Withdrawal is a long way to go to you - or maybe around the corner. No matter how close or far away, you definitely need to start saving for it now. However, saving for retirement is not what it once was with the rise in cost of living and the instability of social security. You have to invest for your retirement, as opposed to saving for it!
Let's start with a look at the plan offered by your company. Once upon a time, these plans were very good. However, after the Enron upset and all that followed, people are not safe in their company retirement plans anymore. If you choose not to invest in your company retirement plan, you have other options.
First, you can invest in stocks, bonds, mutual funds, certificates of deposit and money market accounts. You do not have to give someone the return on this investment will be used for retirement. Just let your money grow overtime, and when certain investments reach their maturity, reinvest them and continue to let your money grow.
Alternatively, an Individual Retirement Account (IRA). IRA's are very popular because the money is not taxed until you withdraw money. You may also be able to deduct your IRA contributions from the taxes you owe. An IRA can be opened at most banks. A Roth IRA is a newer type of retirement account. With a Roth, you pay tax on the money you invest in your account, but if you cash out, no federal taxes owed. Roth IRA's can also be opened at a financial institution.

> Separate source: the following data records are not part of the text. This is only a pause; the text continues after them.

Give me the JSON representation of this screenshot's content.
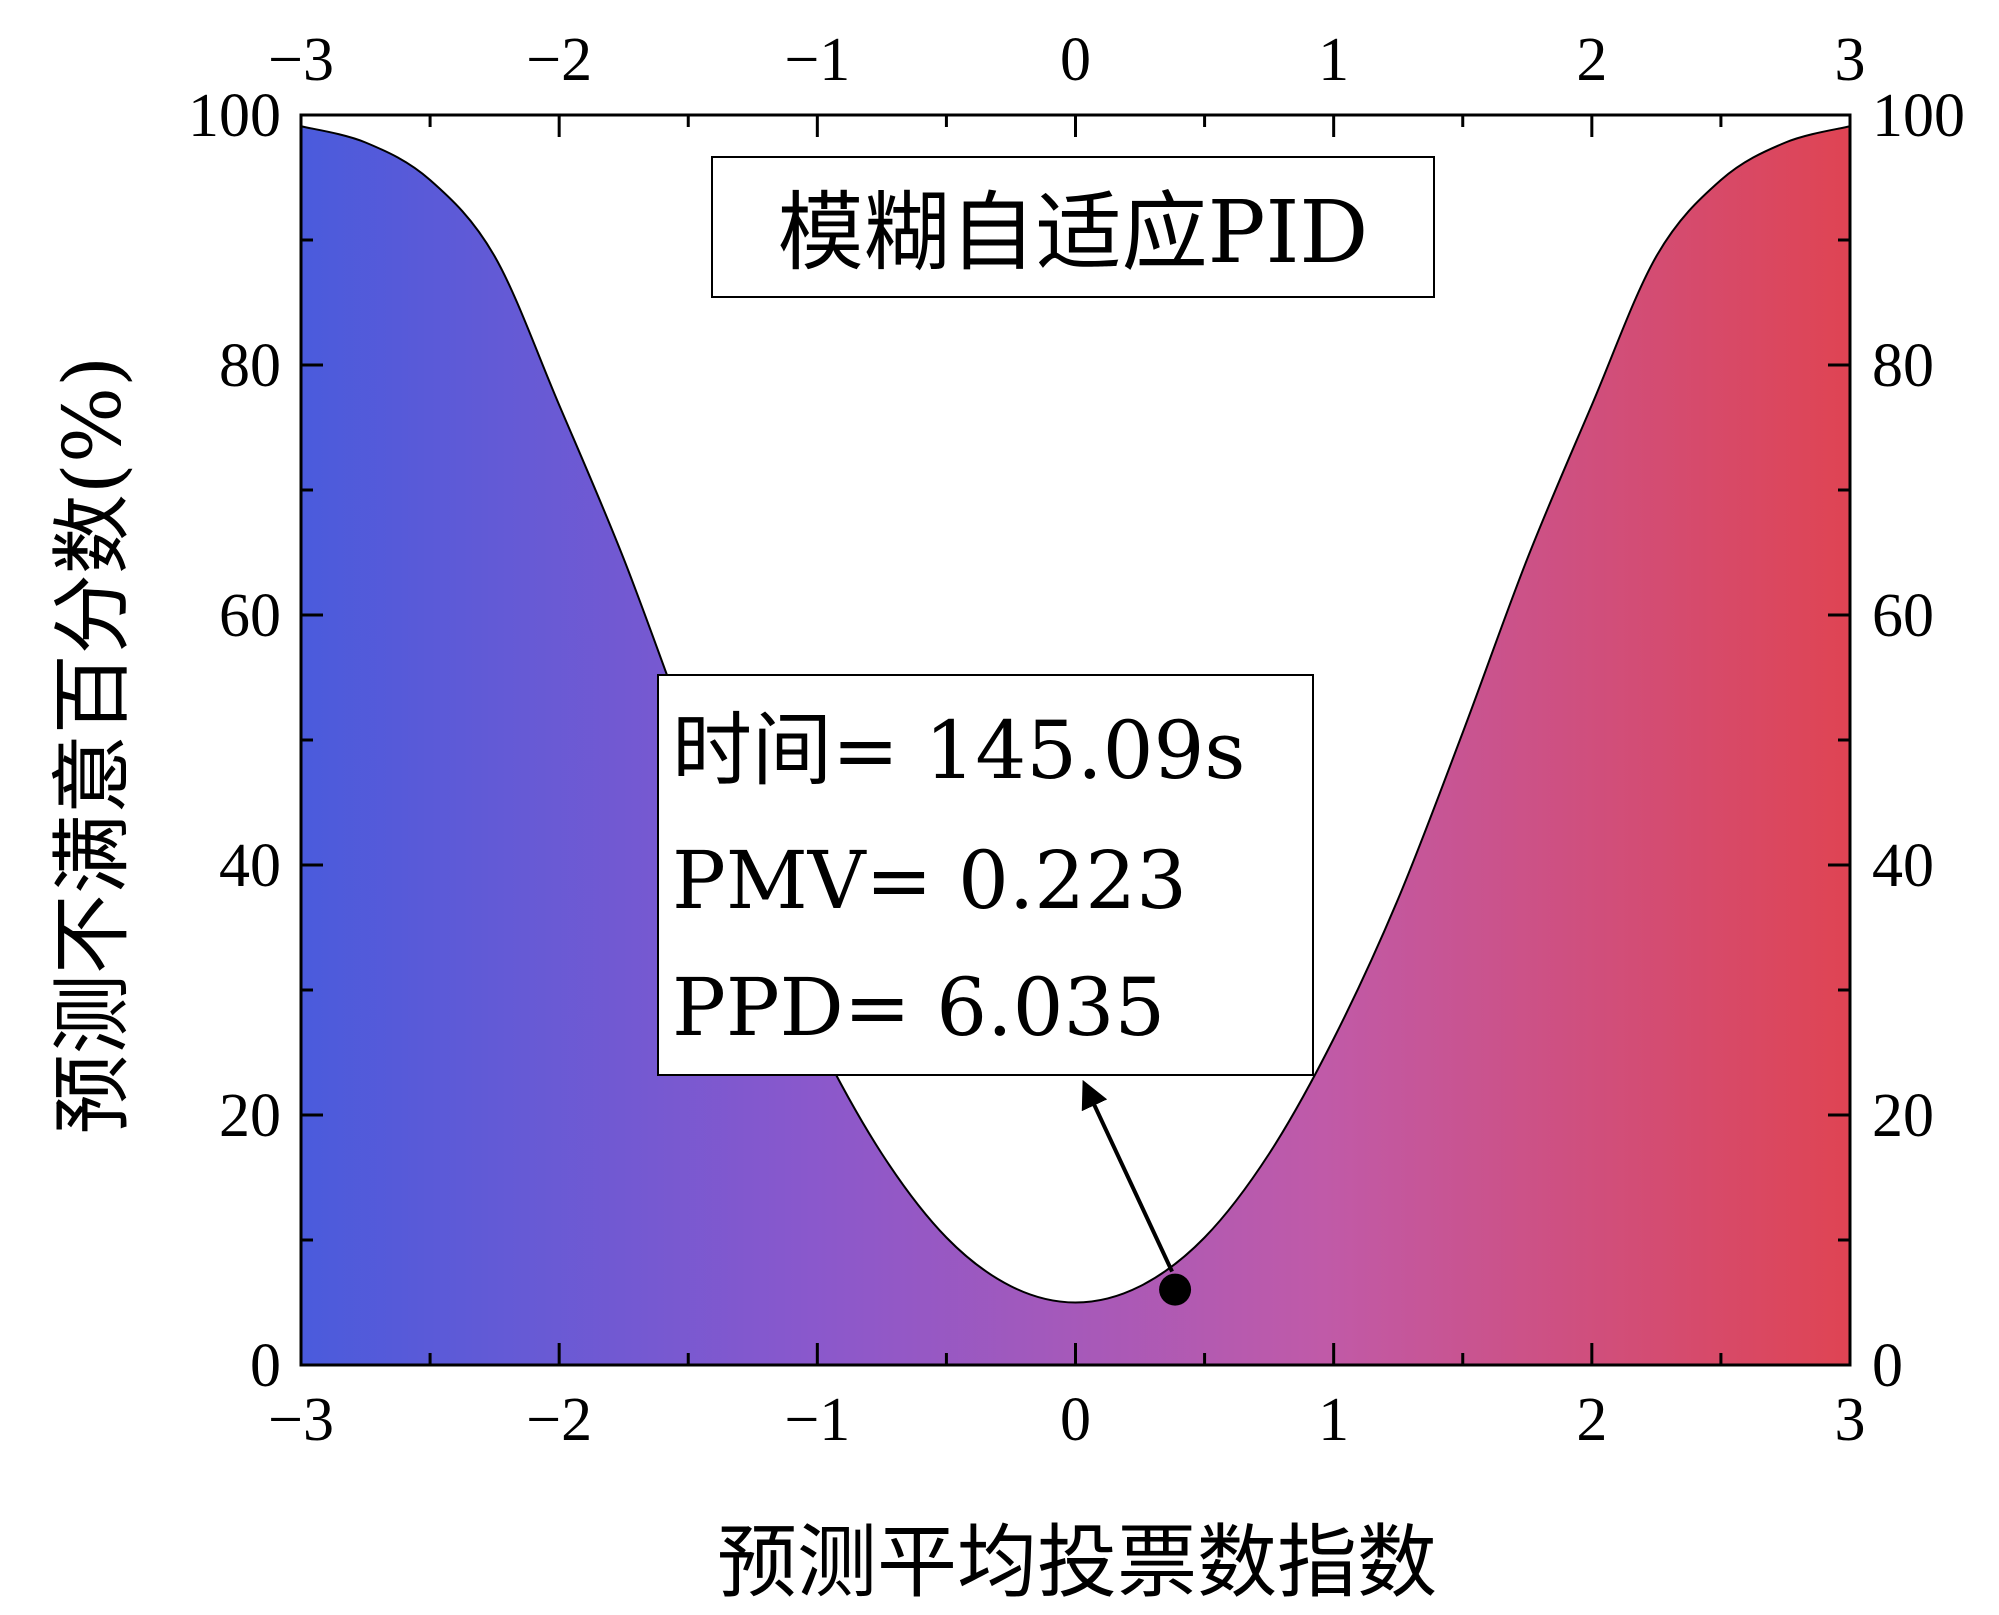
{
  "chart_data": {
    "type": "area",
    "title": "模糊自适应PID",
    "xlabel": "预测平均投票数指数",
    "ylabel": "预测不满意百分数(%)",
    "xlim": [
      -3,
      3
    ],
    "ylim": [
      0,
      100
    ],
    "x_ticks": [
      -3,
      -2,
      -1,
      0,
      1,
      2,
      3
    ],
    "x_tick_labels": [
      "−3",
      "−2",
      "−1",
      "0",
      "1",
      "2",
      "3"
    ],
    "y_ticks": [
      0,
      20,
      40,
      60,
      80,
      100
    ],
    "y_tick_labels": [
      "0",
      "20",
      "40",
      "60",
      "80",
      "100"
    ],
    "grid": false,
    "gradient_colors": [
      "#4a5bdc",
      "#8a58cc",
      "#c05aa8",
      "#df4453"
    ],
    "curve": {
      "x": [
        -3,
        -2.75,
        -2.5,
        -2.25,
        -2,
        -1.75,
        -1.5,
        -1.25,
        -1,
        -0.75,
        -0.5,
        -0.25,
        0,
        0.25,
        0.5,
        0.75,
        1,
        1.25,
        1.5,
        1.75,
        2,
        2.25,
        2.5,
        2.75,
        3
      ],
      "y": [
        99.1,
        97.8,
        94.8,
        88.7,
        76.8,
        64.5,
        50.6,
        37.3,
        26.1,
        16.9,
        10.2,
        6.3,
        5.0,
        6.3,
        10.2,
        16.9,
        26.1,
        37.3,
        50.6,
        64.5,
        76.8,
        88.7,
        94.8,
        97.8,
        99.1
      ]
    },
    "marker": {
      "x": 0.223,
      "y": 6.035
    },
    "annotation": {
      "lines": [
        "时间= 145.09s",
        "PMV= 0.223",
        "PPD= 6.035"
      ]
    }
  }
}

Another popular form of retirement account is the 401 (k). 401 (k's) are typically offered through employers, but you may be able to a 401 (k) open on your own. You should speak with a financial planner or accountant to help you with this. The Keogh plan is another type of IRA that is suitable for self-employed. Independent small business owners interested in Simplified Employee Pension Plans (SEP). This is another type of Keogh plan that people typically find easier to administer than a regular Keogh plan.
Which retirement investment you choose, but make sure you choose one! Again, do not depend on Social Security, company pension, or even an inheritance that may or may not come through! Taking care of your financial future by investing in it today.